Danielle King, Lower Manhattan Cultural Council’s Director of Cultural Programs is a curator, producer, and native New Orleanian. Prior to joining the LMCC team in 2012, she supported the development and production of new plays throughout New York and regionally at theaters like The Public Theater, Playwrights Horizons, SoHo Rep, and Actors Theatre of Louisville, and for companies like Clubbed Thumb, SITI Company, 13P, P73, and the TEAM. Between 2006 and 2017, she facilitated new play development at the Eugene O’Neill Theater Center’s National Playwrights Conference and recently helped develop and administer the National Directors Fellowship, a program which supports early-career directors across the country, now in its third year. Danielle holds a B.F.A. from NYU’s Tisch School of the Arts and a M.A. in Arts Administration from Columbia University. At LMCC, Danielle works with artists of all disciplines and is responsible for Artist Residency Programs in temporarily vacant real estate, the annual River To River Festival which provides free contemporary performance across Lower Manhattan each summer, Open Studios, and the Gallery in the Arts Center at Governors Island.

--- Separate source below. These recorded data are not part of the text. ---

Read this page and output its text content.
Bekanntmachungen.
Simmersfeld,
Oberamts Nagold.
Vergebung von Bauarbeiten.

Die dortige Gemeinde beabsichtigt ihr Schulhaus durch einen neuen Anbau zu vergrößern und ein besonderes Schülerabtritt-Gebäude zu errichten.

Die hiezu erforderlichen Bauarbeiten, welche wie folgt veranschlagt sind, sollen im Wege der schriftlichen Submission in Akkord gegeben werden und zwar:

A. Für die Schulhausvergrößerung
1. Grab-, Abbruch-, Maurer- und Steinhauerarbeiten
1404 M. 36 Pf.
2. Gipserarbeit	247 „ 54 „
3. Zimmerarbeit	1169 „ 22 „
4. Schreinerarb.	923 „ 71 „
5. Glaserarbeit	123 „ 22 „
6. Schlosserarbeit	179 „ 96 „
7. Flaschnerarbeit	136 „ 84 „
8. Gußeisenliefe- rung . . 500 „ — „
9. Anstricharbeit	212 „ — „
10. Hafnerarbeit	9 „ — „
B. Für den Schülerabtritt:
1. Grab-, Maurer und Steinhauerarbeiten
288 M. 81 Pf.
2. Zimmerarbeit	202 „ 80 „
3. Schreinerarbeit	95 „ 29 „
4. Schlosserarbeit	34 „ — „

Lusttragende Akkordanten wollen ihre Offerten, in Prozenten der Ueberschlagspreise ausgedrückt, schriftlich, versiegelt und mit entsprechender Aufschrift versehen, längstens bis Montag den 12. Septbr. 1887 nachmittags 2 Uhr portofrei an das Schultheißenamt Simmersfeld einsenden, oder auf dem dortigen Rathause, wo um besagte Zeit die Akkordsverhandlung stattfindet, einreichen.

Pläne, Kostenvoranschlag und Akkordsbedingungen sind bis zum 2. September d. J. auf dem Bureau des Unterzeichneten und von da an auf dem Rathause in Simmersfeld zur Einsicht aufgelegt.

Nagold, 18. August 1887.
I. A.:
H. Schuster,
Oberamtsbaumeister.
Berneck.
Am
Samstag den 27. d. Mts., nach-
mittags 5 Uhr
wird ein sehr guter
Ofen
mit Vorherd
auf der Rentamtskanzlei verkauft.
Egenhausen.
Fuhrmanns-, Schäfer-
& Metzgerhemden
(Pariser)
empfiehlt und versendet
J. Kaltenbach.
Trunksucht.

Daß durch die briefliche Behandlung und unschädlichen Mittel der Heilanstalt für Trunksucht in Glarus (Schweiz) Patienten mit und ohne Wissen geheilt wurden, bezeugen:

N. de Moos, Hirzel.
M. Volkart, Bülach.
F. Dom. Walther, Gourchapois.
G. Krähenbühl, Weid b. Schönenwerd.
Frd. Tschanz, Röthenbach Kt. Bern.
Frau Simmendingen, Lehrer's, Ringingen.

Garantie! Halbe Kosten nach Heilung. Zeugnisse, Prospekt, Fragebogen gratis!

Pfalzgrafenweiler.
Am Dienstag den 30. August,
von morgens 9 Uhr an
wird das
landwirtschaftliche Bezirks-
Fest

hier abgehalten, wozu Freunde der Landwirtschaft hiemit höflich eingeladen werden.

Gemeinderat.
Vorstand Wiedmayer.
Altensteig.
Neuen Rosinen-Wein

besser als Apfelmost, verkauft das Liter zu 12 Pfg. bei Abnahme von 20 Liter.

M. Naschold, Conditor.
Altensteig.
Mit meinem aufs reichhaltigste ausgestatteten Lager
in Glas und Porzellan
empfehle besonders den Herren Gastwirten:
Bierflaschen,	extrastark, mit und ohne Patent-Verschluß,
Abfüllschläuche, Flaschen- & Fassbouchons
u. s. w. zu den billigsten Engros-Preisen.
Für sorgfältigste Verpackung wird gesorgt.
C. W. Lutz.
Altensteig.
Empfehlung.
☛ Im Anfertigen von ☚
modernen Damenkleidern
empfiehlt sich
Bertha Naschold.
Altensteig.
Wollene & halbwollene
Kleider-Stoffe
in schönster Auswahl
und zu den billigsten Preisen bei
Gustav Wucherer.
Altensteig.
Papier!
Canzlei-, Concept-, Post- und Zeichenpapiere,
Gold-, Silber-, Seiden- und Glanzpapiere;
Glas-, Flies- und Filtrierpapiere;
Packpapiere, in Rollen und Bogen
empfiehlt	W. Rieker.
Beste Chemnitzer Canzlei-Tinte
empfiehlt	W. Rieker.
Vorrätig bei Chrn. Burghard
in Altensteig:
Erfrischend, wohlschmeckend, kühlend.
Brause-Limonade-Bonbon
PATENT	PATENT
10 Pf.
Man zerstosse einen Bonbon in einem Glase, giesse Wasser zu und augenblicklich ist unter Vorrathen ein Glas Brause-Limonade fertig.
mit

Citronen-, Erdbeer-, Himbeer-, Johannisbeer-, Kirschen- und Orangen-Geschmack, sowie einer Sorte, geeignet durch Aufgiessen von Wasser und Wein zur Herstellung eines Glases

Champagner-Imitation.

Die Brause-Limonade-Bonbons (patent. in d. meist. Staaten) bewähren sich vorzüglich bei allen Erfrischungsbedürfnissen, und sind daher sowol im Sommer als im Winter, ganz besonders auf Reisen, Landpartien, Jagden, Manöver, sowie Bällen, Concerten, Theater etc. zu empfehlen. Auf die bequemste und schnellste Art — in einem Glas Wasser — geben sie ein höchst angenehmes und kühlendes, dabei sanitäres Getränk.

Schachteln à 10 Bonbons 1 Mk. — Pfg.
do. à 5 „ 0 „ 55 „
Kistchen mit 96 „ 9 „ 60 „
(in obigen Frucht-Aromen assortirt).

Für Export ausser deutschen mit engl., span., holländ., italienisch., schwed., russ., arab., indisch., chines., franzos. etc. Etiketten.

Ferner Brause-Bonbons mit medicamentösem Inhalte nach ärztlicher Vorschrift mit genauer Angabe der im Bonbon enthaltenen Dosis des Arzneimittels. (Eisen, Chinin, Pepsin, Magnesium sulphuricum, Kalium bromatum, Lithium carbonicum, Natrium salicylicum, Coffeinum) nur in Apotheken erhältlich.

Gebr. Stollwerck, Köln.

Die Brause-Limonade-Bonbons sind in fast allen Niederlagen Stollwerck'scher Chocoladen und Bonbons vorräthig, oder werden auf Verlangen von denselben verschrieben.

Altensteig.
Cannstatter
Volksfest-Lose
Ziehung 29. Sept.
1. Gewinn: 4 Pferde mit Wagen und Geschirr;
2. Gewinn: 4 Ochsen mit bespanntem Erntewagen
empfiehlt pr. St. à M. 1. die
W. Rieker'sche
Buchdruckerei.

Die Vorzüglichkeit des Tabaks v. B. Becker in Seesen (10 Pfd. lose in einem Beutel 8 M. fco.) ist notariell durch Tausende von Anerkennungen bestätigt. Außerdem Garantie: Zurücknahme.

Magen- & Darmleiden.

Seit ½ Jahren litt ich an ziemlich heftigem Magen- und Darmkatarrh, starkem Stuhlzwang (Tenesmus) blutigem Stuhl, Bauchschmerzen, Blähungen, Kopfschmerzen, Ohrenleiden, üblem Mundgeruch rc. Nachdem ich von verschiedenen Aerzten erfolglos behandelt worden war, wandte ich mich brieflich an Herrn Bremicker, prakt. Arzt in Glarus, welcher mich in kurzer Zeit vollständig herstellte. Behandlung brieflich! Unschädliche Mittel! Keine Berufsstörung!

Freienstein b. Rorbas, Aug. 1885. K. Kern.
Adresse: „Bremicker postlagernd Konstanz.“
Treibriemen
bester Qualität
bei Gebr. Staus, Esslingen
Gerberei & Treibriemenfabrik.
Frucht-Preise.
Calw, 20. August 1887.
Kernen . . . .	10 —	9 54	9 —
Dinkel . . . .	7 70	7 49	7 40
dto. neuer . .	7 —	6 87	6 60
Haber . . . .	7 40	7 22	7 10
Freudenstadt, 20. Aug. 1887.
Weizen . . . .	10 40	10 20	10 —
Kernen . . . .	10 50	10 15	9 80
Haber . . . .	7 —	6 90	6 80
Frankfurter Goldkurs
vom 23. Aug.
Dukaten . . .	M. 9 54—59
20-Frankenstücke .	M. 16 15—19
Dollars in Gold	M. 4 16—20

Lower Manhattan Cultural Council (LMCC) empowers artists by providing them with networks, resources, and support, to create vibrant, sustainable communities in Lower Manhattan and beyond. In 2017, LMCC will present more than 60 days of free arts and cultural experiences – including our flagship River To River Festival – which engage more than 100,000 audience members; host more than 100 artists in our residency programs; award more than $650,000 in grants to artists and small arts organizations; and provide artists with valuable professional development opportunities. The combination of LMCC’s investment in individual artists and small arts groups, our robust network of partners in the public and private sectors, and our integrated approach to fostering local neighborhood efforts, aims to spark public imagination as well as inspire personal attachment and investment in NYC’s communities. Mission: To create a fertile and nurturing environment for artists and arts groups, enlivening public spaces with free programs in the visual, performing, and new media arts, and to provide leadership in cultural planning and advocacy.